Based on the updated version of the matrix of Lamsdell et al., we put forward the phylogenetic analysis (documents S 1 and S2 online). [9] ; Dryopteris xiushanensis was added to the matrix to evaluate the phylogenetic position of this new taxa in platyptera A. We obtained the simplest tree, and analyzed that Dryopteris Xiushan is the sister group of Lanarkopterus dolichoschelus, so it is nested in Mixopteridae (Figure S3 is online). The topology recovered here is basically the same as that of Lamsdell et al. [9], and it is consistent with the morphology of the hybrid Chiroptera summarized above.

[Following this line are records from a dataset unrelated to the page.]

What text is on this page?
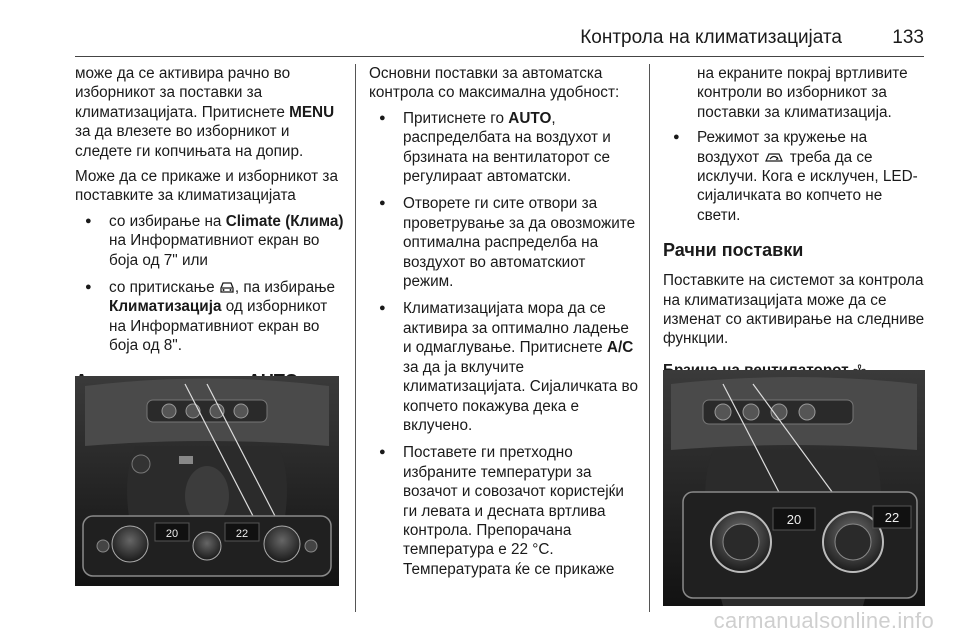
Контрола на климатизацијата	133

може да се активира рачно во изборникот за поставки за климатизацијата. Притиснете MENU за да влезете во изборникот и следете ги копчињата на допир.

Може да се прикаже и изборникот за поставките за климатизацијата

● со избирање на Climate (Клима) на Информативниот екран во боја од 7" или
● со притискање , па избирање Климатизација од изборникот на Информативниот екран во боја од 8".
20	22

Основни поставки за автоматска контрола со максимална удобност:

● Притиснете го AUTO, распределбата на воздухот и брзината на вентилаторот се регулираат автоматски.
● Отворете ги сите отвори за проветрување за да овозможите оптимална распределба на воздухот во автоматскиот режим.
● Климатизацијата мора да се активира за оптимално ладење и одмаглување. Притиснете A/C за да ја вклучите климатизацијата. Сијаличката во копчето покажува дека е вклучено.
● Поставете ги претходно избраните температури за возачот и совозачот користејќи ги левата и десната вртлива контрола. Препорачана температура е 22 °C. Температурата ќе се прикаже

на екраните покрај вртливите контроли во изборникот за поставки за климатизација.

● Режимот за кружење на воздухот  треба да се исклучи. Кога е исклучен, LED-сијаличката во копчето не свети.
Рачни поставки

Поставките на системот за контрола на климатизацијата може да се изменат со активирање на следниве функции.

20	22
carmanualsonline.info
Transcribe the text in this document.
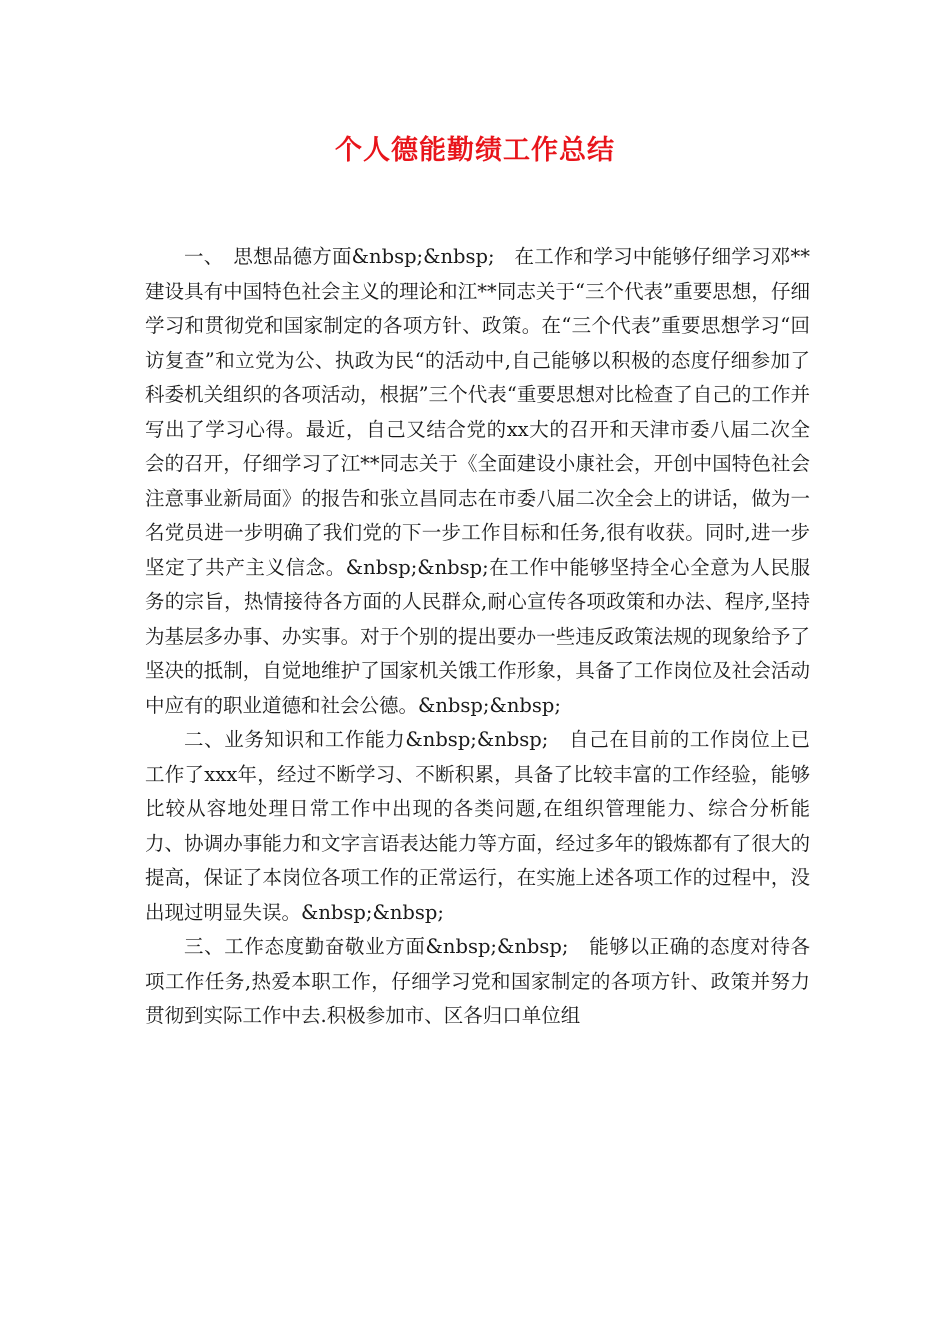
个人德能勤绩工作总结

一、　思想品德方面&nbsp;&nbsp;　在工作和学习中能够仔细学习邓**建设具有中国特色社会主义的理论和江**同志关于“三个代表”重要思想，仔细学习和贯彻党和国家制定的各项方针、政策。在“三个代表”重要思想学习“回访复查”和立党为公、执政为民“的活动中,自己能够以积极的态度仔细参加了科委机关组织的各项活动，根据”三个代表“重要思想对比检查了自己的工作并写出了学习心得。最近，自己又结合党的xx大的召开和天津市委八届二次全会的召开，仔细学习了江**同志关于《全面建设小康社会，开创中国特色社会注意事业新局面》的报告和张立昌同志在市委八届二次全会上的讲话，做为一名党员进一步明确了我们党的下一步工作目标和任务,很有收获。同时,进一步坚定了共产主义信念。&nbsp;&nbsp;在工作中能够坚持全心全意为人民服务的宗旨，热情接待各方面的人民群众,耐心宣传各项政策和办法、程序,坚持为基层多办事、办实事。对于个别的提出要办一些违反政策法规的现象给予了坚决的抵制，自觉地维护了国家机关饿工作形象，具备了工作岗位及社会活动中应有的职业道德和社会公德。&nbsp;&nbsp;

二、业务知识和工作能力&nbsp;&nbsp;　自己在目前的工作岗位上已工作了xxx年，经过不断学习、不断积累，具备了比较丰富的工作经验，能够比较从容地处理日常工作中出现的各类问题,在组织管理能力、综合分析能力、协调办事能力和文字言语表达能力等方面，经过多年的锻炼都有了很大的提高，保证了本岗位各项工作的正常运行，在实施上述各项工作的过程中，没出现过明显失误。&nbsp;&nbsp;

三、工作态度勤奋敬业方面&nbsp;&nbsp;　能够以正确的态度对待各项工作任务,热爱本职工作，仔细学习党和国家制定的各项方针、政策并努力贯彻到实际工作中去.积极参加市、区各归口单位组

Mixed pteropods share the * * isomorphism of highly specialized spiny appendages, although there are significant differences among different genera. The morphological diversity of the mixed appendages of Xiushan pterodactyl is higher than previously thought. This is mainly reflected in the tattoo of foot strength and the relative length of each football with appendage III, the type of appendage II, the relative length of the distal thorn on each football with appendages IV and V, and Cox.
Up to now, the paleogeographic distribution of mixed pteropods (online in Figure S4) is very limited [5], [6], [7] and [8], and no examples of such animals have been found in Gondwana before. Our first Gondwana mixed pterodactyl —— together with other platyptera from China and some undescribed specimens —— indicates that this group is biased by insufficient collection [15]. Future work, especially in Asia, may reveal that the distribution of mixed-winged insects and other wide-winged insects is more international.
This work has won the strategic focus of the research and development plan of China Academy of Sciences (XDB26000000), the National Natural Science Foundation (4 1972006, 4 1688 103), the Key Frontier Scientific Research Plan of China Academy of Sciences (QYZDB-SSWDQC040) and the State Key Laboratory of Paleontology and Stratigraphy. This is the contribution of Edmund A. Jazbowski's Levelhelme Emergency Fellowship. Thanks to the field investigation and phylogenetic analysis provided by Sun Zhixin (NIGPAS), the reconstruction map provided by NIGPAS, the scanning electron microscope scanning provided by Wang Chunchao and Yan Fang, the sample photos provided by Zong Ruiwei (China Geo University, Wuhan) and the constructive suggestions made by anonymous recommenders.
Wang Bo designed this project. Hanwang, Wang Bo and Gai Zhikun wrote the manuscript. Jason Dunlop and Edmund A. Jarzembowski revised the draft and contributed to the analysis. Gai Zhikun, Wang Han and Lei Xiaojie participated in the field work and provided specimens. Wang Han made a phylogenetic analysis and prepared a chart. Lei Xiaojie participated in data collection and discussion.